In January 1948, Colin Matheson of "Wilpena Station, via Quorn", was critically injured in a car accident in Adelaide. In 1950, the station was run by the Nilpena Pastoral Company, whose managing director was a Mr Toll. In that year, the station received 18 months' worth of rain over three days, some 11.6 in. The 216000 acre property had over 10000 acre completely under water. Toll estimated at the time that the property would have sufficient feed guaranteed for the next two years. In 1950, the property was described as located approximately 44 km west of Blinman and 99 km north of Hawker in the Flinders Ranges and bounded by Lake Torrens.

Some time prior to the 1980s, Nilpena was fully converted into a cattle station, and the Fargher family acquired the property in the early 1980s. Ross Fargher discovered a pristine Ediacaran fossil site in 1985 that later became the focus of ground-breaking research, and an application being made for World Heritage listing to help protect the site. American paleontologist Mary Droser of the University of California (later accompanied by her son Ian, born around 2000, now a marine biologist), along with experts from the South Australian Museum started regularly visiting Nilpena to explore and analyse the fossil beds.

In March 2019, (Note: The 2023 Dillon article says 2016, but other sources seem to concur that it was in 2019.) the Government of South Australia agreed to the purchase of two-thirds of Nilpena Station from the Fargher family, in order to enlarge the Ediacara Conservation Park and to include land on which some of the valuable fossils were found. The AU$2.2 million purchase price was met by a public-private partnership, and the sale meant that that the existing conservation park would be increased in size by more than ten times. The sale was finalised in January 2020, after global environmental protection organisation The Nature Conservancy arranged funding from an anonymous donor, which allowed for the purchase and site protection to proceed. The previously anonymous donor name was later disclosed as the Wyss Campaign for Nature, an initiative launched in 2018 by the Wyss Foundation, which was created by Hansjörg Wyss in 1998.

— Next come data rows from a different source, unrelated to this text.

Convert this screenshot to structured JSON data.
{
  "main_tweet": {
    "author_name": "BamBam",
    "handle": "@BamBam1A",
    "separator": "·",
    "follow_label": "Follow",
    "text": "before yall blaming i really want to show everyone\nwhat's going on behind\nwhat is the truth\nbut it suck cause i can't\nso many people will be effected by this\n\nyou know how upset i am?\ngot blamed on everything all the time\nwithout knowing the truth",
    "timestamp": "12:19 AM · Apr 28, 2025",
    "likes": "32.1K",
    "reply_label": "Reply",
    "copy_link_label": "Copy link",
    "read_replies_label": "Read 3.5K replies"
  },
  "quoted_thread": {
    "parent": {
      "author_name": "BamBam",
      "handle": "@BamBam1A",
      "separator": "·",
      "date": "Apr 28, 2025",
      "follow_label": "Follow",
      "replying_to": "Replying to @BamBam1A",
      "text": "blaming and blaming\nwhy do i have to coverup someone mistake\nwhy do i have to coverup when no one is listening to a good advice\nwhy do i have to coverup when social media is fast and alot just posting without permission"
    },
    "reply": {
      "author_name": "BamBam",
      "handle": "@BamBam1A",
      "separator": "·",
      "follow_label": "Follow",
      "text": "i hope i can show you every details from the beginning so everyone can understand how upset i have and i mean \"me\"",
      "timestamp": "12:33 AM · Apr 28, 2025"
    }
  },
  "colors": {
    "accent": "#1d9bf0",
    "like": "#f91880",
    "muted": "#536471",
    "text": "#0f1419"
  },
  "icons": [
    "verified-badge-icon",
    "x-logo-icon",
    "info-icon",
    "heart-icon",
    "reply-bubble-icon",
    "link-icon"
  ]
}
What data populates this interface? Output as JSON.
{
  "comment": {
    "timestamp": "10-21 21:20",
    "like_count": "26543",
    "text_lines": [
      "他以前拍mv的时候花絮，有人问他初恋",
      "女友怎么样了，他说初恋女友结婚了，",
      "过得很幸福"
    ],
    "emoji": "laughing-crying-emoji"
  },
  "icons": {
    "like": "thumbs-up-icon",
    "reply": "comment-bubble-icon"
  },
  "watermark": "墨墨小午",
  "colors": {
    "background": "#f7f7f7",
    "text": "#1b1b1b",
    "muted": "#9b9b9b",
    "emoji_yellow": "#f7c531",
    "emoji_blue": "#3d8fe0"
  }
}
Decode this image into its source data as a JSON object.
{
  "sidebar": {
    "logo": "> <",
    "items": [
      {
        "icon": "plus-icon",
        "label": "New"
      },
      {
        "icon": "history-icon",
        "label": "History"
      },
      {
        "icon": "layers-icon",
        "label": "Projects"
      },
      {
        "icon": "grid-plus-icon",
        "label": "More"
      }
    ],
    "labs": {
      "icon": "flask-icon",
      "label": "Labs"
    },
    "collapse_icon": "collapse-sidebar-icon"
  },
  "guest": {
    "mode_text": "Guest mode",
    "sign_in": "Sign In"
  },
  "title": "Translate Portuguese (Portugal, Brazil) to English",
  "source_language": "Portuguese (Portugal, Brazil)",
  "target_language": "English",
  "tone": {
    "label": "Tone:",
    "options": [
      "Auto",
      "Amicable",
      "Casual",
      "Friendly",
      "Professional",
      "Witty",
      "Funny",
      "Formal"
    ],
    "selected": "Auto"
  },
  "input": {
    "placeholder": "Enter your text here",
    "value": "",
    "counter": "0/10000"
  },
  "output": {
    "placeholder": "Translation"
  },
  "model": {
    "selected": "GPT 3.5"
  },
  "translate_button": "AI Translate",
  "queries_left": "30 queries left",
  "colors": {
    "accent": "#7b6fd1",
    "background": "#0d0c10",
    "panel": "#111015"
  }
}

In 2021 the enlarged conservation park was proclaimed as the Nilpena Ediacara National Park, which opened in April 2023. Ross and Jane Fargher, who have been working for seven years with Jason Irving, head of the national parks program, acted as caretakers of the fossil beds until a ranger could be appointed. Nilpena is a significant element of the ongoing application, begun in 2016, for part of the Flinders Ranges to become a World Heritage Site.

In August 2025, the Farghers sold the rest of their property to the government, saying "We were keen to not just sell it as a pastoral lease, because the next people that bought it may not be interested in fossils".

==In media==
In 2010, the fossils and the property featured on the David Attenborough TV series First Life.